Король мечей - Стоун Ник. Страница 22

Наконец движение возобновилось, и они двинулись дальше к зданию суда.

«Мерседес» остановился у телефонной будки позади здания суда.

Без пяти десять Леденец вышел из машины и шагнул в будку. В черном костюме в тонкую полоску, белой рубашке, красном галстуке и темно-сером жилете он мог бы сойти за бизнесмена, направляющегося на встречу с адвокатом, — на этой улице было много таких, которые входили и выходили из здания суда, — если бы не головной убор. Этим он, безусловно, привлекал внимание. Черный цилиндр с лентой в красную и белую полоску добавлял Леденцу пятнадцать сантиметров роста и делал его похожим на владельца похоронного бюро или инспектора манежа.

Звонок прозвучал ровно в десять. Все члены банды имели одинаковые швейцарские цифровые часы «Компухрон» с красным жидкокристаллическим дисплеем, поставленные на одно и то же время.
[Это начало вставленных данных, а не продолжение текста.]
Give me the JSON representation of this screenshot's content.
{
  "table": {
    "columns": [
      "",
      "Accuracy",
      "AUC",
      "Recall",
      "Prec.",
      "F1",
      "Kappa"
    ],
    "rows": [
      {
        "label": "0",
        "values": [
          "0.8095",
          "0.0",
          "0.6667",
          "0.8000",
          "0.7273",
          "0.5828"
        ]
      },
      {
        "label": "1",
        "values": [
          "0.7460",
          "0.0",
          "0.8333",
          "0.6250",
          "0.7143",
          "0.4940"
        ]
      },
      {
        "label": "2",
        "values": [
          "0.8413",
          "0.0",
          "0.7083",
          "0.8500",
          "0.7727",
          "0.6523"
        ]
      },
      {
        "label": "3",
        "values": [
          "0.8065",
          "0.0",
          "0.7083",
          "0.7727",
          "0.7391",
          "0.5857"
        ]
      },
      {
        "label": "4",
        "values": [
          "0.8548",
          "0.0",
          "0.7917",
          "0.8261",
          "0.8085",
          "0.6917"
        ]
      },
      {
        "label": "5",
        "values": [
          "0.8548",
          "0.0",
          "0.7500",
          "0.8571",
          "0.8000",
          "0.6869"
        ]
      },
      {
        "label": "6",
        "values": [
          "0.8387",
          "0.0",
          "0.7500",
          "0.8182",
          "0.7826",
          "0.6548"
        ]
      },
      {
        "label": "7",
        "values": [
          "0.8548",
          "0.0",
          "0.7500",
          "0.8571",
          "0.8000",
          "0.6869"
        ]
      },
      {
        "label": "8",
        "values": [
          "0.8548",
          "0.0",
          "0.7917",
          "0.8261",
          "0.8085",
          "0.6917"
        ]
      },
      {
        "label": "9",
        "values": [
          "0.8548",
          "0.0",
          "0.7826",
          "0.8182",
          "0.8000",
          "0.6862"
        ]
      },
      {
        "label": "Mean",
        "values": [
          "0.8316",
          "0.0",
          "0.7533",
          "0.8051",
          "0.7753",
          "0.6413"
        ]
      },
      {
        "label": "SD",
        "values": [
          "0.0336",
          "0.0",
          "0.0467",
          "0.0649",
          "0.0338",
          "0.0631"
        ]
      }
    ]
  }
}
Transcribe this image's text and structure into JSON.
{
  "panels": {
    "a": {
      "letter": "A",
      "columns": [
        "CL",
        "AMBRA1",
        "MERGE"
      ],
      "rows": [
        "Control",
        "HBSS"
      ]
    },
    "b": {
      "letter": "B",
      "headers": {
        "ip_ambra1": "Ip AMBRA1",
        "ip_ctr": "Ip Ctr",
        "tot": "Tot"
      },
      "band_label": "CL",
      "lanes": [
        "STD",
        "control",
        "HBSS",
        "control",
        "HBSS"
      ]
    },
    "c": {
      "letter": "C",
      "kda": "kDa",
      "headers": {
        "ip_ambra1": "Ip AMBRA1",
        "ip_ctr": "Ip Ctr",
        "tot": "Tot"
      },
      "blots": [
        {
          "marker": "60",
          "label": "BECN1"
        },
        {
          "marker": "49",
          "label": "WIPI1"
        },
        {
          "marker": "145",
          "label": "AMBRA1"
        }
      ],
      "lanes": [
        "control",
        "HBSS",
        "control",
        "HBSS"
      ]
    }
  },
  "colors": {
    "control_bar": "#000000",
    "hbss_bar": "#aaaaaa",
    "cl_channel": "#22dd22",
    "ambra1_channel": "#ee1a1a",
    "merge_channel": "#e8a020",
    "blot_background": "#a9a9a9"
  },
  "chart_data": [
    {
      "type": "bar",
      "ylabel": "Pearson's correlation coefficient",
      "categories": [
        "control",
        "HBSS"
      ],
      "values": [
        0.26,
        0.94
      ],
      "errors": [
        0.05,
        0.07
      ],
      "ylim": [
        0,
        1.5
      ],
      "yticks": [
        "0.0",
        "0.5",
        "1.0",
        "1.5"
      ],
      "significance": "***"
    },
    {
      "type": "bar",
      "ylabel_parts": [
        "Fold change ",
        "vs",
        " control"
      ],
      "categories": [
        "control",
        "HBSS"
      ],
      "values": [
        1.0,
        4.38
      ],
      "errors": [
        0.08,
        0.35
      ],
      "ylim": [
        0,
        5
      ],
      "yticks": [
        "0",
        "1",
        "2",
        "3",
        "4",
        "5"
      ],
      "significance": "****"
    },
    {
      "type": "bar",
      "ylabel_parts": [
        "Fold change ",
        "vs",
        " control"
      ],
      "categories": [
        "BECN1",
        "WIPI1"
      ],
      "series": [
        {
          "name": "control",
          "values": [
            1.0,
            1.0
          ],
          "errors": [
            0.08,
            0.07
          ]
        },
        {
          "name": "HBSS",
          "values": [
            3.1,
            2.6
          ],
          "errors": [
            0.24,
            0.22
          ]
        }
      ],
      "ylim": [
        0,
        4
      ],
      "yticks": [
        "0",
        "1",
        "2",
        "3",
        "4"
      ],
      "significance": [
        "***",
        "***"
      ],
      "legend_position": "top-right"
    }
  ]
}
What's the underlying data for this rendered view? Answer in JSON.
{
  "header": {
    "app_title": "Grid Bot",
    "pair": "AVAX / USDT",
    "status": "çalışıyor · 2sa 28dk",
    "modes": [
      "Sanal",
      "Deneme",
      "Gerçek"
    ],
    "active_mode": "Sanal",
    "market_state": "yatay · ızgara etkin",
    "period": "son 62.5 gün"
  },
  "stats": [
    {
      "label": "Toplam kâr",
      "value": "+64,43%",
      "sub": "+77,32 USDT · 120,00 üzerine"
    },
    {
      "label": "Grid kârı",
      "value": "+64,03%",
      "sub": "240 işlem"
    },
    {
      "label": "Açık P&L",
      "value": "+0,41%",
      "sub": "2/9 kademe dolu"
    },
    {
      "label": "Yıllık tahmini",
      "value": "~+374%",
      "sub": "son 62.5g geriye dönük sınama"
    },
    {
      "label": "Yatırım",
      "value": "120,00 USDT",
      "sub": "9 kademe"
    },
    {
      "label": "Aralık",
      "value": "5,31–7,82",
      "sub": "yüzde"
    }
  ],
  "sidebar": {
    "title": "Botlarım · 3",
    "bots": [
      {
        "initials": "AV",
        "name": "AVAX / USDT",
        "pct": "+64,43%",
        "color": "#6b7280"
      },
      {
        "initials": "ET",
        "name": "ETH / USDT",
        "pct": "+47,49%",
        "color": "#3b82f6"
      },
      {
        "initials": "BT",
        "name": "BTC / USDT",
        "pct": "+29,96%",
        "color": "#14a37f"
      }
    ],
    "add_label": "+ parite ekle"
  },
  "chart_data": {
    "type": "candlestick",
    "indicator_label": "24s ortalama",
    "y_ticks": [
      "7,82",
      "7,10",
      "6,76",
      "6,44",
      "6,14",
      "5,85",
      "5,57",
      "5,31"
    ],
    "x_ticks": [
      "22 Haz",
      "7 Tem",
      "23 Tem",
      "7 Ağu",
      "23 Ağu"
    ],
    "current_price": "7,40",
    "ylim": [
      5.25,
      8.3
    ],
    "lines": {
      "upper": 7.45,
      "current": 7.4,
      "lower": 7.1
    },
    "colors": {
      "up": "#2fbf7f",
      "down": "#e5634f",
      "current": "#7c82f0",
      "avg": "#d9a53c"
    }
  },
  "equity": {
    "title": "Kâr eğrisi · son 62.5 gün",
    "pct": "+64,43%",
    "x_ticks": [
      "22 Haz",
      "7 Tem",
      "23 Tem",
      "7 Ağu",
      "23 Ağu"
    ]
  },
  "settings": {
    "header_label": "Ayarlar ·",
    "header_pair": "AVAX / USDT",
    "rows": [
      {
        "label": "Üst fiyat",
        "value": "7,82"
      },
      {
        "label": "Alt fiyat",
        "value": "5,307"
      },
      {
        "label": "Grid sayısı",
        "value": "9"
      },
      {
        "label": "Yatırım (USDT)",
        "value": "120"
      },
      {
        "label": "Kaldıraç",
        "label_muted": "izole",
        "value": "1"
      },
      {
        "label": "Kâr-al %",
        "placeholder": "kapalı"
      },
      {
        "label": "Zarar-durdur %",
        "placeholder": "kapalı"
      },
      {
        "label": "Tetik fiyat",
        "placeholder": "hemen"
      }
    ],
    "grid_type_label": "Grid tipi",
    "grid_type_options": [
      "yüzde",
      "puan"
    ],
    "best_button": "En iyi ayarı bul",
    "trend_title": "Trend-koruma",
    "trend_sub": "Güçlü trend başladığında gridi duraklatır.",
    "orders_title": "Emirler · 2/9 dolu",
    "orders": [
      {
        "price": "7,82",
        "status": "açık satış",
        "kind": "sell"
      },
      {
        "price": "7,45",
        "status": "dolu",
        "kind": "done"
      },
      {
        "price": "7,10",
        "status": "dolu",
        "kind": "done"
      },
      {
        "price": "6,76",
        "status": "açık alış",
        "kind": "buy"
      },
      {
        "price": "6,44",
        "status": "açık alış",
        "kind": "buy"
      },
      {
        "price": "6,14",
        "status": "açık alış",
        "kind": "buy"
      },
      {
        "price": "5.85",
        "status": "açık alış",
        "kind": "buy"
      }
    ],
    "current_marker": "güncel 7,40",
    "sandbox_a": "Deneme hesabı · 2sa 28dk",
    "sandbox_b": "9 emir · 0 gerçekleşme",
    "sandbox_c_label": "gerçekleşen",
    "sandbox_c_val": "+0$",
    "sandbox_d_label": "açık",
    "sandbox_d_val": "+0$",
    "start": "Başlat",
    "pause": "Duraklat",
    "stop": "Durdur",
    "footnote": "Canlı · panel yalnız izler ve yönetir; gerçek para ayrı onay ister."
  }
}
Леденец снял трубку и произнес по-креольски:

— Говорите, я слушаю.

— Они там, — отозвался мужской голос.

— Ты уверен?

— Да, уверен.

Леденец вернулся в машину и кивнул Маркусу.

Они подъехали к зданию суда, остановились напротив входа. Даньелл вышла из машины. Леденец развернулся к Жану Ассаду и медленно, отчетливо произнес, как инструктировали:

— Наведи там порядок, чтобы не осталось никакого хлама.

С той же застывшей безразличной маской на лице Ассад вышел из автомобиля и направился к входной двери здания суда. Даньелл следовала за ним в нескольких шагах позади.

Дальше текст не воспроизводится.